I was flattered (and humbled) to receive a message today from an old BYU friend asking about how someone new to NaNoWriMo would get started.
I thought I’d share my response here because as my BYU friend, my friend Annie and my sister have found out, once you get me started talking about writing, I just won’t shut up about it.
And if you’re a NaNoWriMo Newb (former gamer here), you may find this helpful.
It’s not too late to get started!
(1) BIC HOK
The best advice I’ve ever heard (and taken) is to just sit down and write or BIC HOK (Bum In Chair, Hands On Keyboard).
It’s that simple and that hard.
But of course, I have much, much more to say on the the subject – Soooo…
Beyond the initial idea, I like to have character names for (at the very least) my main characters, however many of those I have.
Sometimes I only have two characters to start with and I make up the rest as I go.
For this year’s NaNoWriMo novel, I started out knowing a lot of the characters I was going to use with a little back story for each – but it doesn’t really matter. Names and back stories will come as you write no matter how much prep you do before you start (I’ve found).
There’s no wrong way to do any of this – it’s just what works best for you, which will come with time and experience.
Some people recommend an outline of the novel’s plot, some people don’t. I’ve had success with and without an outline.
For someone who hasn’t written a long story before, I’d say write an outline – to keep yourself on track as you write. It will probably change as you go and that’s okay!
I can recommend a lecture I saw recently on YouTube from one of my favorite authors (Dan Wells) that talks about plot structure if you’re not sure where you want to go with your plot.
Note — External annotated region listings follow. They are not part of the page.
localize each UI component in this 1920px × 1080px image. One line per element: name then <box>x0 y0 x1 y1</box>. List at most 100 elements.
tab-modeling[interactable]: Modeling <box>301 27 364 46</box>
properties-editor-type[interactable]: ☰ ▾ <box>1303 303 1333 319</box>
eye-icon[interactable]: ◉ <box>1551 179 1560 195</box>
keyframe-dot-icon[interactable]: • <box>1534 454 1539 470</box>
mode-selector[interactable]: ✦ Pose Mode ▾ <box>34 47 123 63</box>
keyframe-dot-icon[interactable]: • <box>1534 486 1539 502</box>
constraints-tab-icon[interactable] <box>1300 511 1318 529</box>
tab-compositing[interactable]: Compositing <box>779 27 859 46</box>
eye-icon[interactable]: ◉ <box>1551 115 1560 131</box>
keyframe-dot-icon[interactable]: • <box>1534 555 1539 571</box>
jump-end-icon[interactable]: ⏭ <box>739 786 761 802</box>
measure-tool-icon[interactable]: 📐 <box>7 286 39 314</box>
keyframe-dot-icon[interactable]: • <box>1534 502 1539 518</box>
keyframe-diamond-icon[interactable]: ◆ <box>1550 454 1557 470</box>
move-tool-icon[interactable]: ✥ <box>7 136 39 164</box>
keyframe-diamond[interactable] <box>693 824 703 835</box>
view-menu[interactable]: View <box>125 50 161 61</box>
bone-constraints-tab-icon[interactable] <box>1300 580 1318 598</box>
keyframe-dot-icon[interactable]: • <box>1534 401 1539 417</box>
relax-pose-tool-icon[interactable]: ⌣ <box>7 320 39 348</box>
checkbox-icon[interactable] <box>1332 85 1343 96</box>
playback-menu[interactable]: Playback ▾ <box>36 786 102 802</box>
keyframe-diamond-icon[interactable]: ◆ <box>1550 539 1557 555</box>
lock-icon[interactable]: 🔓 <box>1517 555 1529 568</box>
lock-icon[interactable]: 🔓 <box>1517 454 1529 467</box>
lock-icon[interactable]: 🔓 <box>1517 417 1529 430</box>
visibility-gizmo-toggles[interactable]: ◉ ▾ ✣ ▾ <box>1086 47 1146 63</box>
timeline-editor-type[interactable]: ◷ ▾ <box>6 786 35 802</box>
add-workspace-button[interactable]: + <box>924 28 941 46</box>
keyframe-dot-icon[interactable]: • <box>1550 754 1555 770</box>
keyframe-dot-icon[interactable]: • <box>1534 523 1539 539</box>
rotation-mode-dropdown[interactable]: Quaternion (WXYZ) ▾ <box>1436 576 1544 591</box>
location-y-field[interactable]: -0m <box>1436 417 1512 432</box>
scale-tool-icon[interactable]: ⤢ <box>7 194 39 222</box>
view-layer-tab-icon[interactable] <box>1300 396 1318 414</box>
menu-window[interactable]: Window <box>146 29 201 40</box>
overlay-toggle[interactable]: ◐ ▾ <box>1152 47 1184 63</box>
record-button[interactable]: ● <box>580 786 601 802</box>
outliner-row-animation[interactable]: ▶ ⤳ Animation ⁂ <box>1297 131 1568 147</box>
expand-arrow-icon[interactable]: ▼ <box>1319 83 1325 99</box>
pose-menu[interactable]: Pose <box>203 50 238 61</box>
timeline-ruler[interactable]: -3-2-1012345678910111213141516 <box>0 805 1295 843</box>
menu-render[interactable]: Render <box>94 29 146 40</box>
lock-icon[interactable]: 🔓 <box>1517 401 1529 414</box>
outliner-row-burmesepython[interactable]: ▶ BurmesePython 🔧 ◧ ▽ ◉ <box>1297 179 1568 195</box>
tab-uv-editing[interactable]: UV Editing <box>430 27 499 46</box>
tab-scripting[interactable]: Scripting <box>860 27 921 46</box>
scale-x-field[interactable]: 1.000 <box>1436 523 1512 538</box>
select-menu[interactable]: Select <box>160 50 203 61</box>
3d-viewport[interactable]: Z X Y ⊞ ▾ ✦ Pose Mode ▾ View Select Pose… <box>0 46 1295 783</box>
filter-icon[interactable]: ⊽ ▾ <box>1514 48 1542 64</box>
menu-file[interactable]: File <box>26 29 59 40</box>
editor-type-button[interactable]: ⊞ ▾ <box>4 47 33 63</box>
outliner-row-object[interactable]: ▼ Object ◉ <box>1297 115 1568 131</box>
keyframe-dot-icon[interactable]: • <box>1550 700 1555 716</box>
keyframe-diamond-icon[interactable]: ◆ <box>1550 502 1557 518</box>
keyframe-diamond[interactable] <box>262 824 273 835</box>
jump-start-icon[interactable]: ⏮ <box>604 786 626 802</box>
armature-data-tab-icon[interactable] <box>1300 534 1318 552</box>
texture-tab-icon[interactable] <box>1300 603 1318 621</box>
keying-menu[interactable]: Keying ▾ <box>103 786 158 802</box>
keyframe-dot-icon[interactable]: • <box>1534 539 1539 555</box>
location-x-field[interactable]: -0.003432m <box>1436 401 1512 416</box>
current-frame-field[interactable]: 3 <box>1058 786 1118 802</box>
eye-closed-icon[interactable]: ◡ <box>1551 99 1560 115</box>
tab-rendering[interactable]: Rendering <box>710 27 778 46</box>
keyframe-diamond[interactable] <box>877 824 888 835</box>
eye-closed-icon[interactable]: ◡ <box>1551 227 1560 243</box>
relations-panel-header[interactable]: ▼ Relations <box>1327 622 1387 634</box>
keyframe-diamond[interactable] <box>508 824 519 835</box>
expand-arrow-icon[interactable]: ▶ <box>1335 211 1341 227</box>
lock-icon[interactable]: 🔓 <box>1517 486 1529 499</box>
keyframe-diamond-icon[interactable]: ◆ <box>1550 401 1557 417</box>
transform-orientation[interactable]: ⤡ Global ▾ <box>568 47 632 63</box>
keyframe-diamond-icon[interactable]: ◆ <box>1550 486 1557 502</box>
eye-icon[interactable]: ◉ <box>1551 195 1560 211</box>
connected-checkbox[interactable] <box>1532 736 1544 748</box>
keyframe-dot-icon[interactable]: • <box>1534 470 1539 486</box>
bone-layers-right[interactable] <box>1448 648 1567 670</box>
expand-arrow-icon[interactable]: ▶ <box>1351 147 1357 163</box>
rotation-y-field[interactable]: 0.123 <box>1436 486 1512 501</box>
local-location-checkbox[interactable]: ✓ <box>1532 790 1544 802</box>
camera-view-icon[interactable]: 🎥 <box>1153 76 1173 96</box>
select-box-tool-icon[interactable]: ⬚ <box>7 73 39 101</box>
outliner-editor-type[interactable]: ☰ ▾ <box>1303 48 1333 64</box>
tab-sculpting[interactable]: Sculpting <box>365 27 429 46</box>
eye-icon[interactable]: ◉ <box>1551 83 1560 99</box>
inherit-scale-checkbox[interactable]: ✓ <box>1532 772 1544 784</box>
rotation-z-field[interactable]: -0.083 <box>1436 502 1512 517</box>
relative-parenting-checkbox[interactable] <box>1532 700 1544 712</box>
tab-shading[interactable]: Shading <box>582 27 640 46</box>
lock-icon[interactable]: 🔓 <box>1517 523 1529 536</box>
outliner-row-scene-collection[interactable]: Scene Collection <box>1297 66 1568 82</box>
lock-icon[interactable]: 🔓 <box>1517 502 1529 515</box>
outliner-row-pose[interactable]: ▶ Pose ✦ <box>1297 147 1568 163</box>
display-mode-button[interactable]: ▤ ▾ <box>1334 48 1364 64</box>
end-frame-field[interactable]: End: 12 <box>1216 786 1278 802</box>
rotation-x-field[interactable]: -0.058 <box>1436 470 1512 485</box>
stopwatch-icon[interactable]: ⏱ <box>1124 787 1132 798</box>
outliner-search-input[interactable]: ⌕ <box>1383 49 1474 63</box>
It’s basic but profound. It gives you something to think about at the very least. However, I would not bog yourself down with How-Tos at this point – sit down and start writing.
(4) Where Should I Start?
You can start anywhere you want.
I usually start at the beginning. Dan Wells recommends starting at the END so that you know where you’re going. Again, there’s no WRONG way.
I’ll even skip around once I’ve cleared some initial hurtles at the story’s beginning (if a scene is stuck in my head and it just won’t get OUT any other way, for example).
(5) Help! I’m stuck! (Writer’s block is a thing)
If you feel like you’re stuck, move to a different scene, or a different viewpoint. OR maybe something that happens “off screen” that won’t end up in the novel but can inform you of something that’s going on in the story outside your main character’s viewpoint. Or you could write as the villian(!) to get a better idea of that character’s state of mind or whatever.
Again, there’s no wrong thing to do here.
(6) Go Easy On Yourself
Remember that your novel is not going to come out perfect the first time – or the second time – or the third time you go through it – but eventually it will or as close to perfect as you can get being the fallible human that you are.
Writing novels is not like performing music. It’s more like painting – layer on layer on layer.
For goodness’s sake, SHARE your writing.
I sent the first three chapters of my current NaNoWriMo novel to my sister and the feedback I got was fantastic. No pats on the back, though. She absolutely ripped it to shreds and I couldn’t be happier because it’s going to be a better novel because of it.
So, fellow NaNoWriMo’s – forget about going outside (it’s COLD anyway), sit down and get to it. The world needs your novel.